10 October, 2024
Celebrating International Museum Day
By Irish Research Council
Posted: 18 May, 2016
To mark International Museum Day, we have asked two of our researchers to tell us more about the importance of museums as sites for educating the public on our shared heritage, contemporary culture, and our future
Michael Ann Bevivino is a Postgraduate Scholar based at University College, Dublin, working with the Discovery Programme, and CRDS Ltd. Her project “Breaking the Mould: Ireland’s Replicas of Cultural Objects from the Historic to the Digital,” is being conducted as part of our Employment Based Postgraduate Programme.
We tend to think of museums as repositories for unique and outstanding cultural objects. Being able to see the ‘real thing’, instead of an imitation, is a draw for museum visitors worldwide. Think, for example, of the Mona Lisa: although a myriad of copies are available to view in high-resolution with a quick Google image search, visitors still flock to the Louvre in their thousands to see the original.

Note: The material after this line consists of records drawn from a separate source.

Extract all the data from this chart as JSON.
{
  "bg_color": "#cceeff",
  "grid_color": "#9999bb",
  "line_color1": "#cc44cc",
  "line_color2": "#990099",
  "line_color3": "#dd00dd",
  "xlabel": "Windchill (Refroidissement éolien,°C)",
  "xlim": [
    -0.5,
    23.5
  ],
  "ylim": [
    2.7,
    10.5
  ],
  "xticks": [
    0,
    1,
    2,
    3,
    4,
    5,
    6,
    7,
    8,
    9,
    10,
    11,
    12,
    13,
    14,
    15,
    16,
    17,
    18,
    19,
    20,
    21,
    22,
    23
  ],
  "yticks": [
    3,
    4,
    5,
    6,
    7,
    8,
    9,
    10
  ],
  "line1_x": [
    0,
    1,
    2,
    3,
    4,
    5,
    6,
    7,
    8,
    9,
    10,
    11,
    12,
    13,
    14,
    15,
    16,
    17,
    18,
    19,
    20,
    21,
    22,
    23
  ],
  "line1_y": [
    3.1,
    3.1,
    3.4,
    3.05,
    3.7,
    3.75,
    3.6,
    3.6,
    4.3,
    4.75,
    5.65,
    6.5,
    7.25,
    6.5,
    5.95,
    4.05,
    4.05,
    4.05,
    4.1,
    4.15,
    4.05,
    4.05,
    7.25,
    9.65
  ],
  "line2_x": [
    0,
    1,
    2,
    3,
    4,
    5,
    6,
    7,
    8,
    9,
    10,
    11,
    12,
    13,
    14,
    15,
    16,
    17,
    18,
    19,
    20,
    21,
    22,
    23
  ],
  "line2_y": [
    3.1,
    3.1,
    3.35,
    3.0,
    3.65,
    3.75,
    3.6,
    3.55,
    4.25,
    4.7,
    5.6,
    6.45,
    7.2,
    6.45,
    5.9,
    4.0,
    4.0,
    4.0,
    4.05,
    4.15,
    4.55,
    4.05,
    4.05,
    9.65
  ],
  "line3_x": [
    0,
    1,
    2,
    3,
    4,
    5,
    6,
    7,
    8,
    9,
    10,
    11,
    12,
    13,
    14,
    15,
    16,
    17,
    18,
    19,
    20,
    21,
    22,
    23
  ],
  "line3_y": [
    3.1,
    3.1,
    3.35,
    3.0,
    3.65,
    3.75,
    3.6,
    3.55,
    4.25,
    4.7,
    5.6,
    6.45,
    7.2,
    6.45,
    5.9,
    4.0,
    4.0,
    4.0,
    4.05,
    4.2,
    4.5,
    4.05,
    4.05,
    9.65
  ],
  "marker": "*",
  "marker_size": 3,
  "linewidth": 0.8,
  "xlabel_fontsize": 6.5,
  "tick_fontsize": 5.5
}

But will this always be the case? As technology gets better and better, is there a danger that we will no longer be captivated by the real thing, and will be just as happy to look at an imitation? In an age of smart phones, wearable technology and 3D printing, museums are competing for the ever-decreasing attention spans of audiences that are accustomed to ideas of personalised visits and eye-grabbing technology. But what makes a work of art captivating anyway?
Perhaps we need to look backwards in order to see forwards, as my Irish Research Council-funded project is currently doing. I am partnering with UCD, CRDS Ltd. (a company specialising in field schools and community archaeology) and the Discovery Programme (a body dedicated to the study of Ireland’s past) is using replicas of cultural objects as lenses through which we can look at both the history and possible futures of museums.
The tradition of replicating objects of cultural significance, and of using them as tools to transmit certain ideas or values, is an ancient one. The Romans used the Greeks as exemplars, for example, and copied their artistic practices. In the modern period, the replication of cultural objects, especially in the form of plaster casts, is closely linked to the heightened prestige of certain objects (the so-called ‘canon’) that were in turn integral to the development of large museums in the nineteenth century. At the turn of the twentieth century, most major European museums had a collection of replicas of original artworks that acted as a guidebook through the history of Western art. Ireland was no exception, and remnants of these collections can still be seen in many Irish institutions today (including the National Gallery of Art, the National Museum of the Ireland, the Crawford Gallery and the National College of Art and Design, to name a few).
Although these replicas fell from favour in the twentieth century, they are currently seeing a revival in interest. Is this linked to a comfort in, and reliance on, digital technologies that essentially create replicas all the time and that allow us to have the world at our fingertips? Is the only difference that we can view these objects on smart phones and tablet screens instead of in person in a museum? Or will the authenticity of an artwork, and its accompanying aura, always pull us back to the original?
This International Museum Day, get out and visit Ireland’s world-class museums. Hopefully the issues raised above might make you think about museums a little bit differently; are they just repositories for old stuff, or do they say a lot more about our current culture than a surface glance might indicate?
Sally McHugh is a Postgraduate Scholar in the School of Education at NUI Galway, working on her project, “Innovation in Heritage Education: Towards a Synthesis of Formal and Informal Learning.”
Museums are highly important sites of learning outside the school. How can we design educational experiences and technologies to enhance the links between learning in these informal contexts and children’s education in formal learning settings, principally the classroom? My PhD research looks at how we can design creative and interactive, technology-enhanced activities for children, which strengthen the links between their learning in the classroom and their educational experiences in more casual or elective learning contexts, e.g. museums. The overall goal is to conceptualise, evaluate and develop a multisite design for learning with technology, one that will enhance children’s engagement with, and understanding of their cultural heritage.
Research has shown that computers can have a significant, formative and positive impact on learning, particularly when the focus is on using the technology for creativity and collaboration. However, children need substantial support to help them to use technology in an optimal, creative and collaborative way.
New innovations with digital media and technology are creating new possibilities for interactivity, and I am examining how we can take these new possibilities or ‘affordances’ and integrate them within a multisite design for cultural heritage education, facilitated and mediated across two key contexts for learning: the classroom and museum.
My particular research methodology is design-based research, and through three years and three cycles of principled technology experimentation and evaluation, to generate a design for learning that enhances the links between the classroom and museum. While developed in the Irish educational context, I hope the model I produce can be adopted and adapted to enhance cultural heritage education anywhere in the world.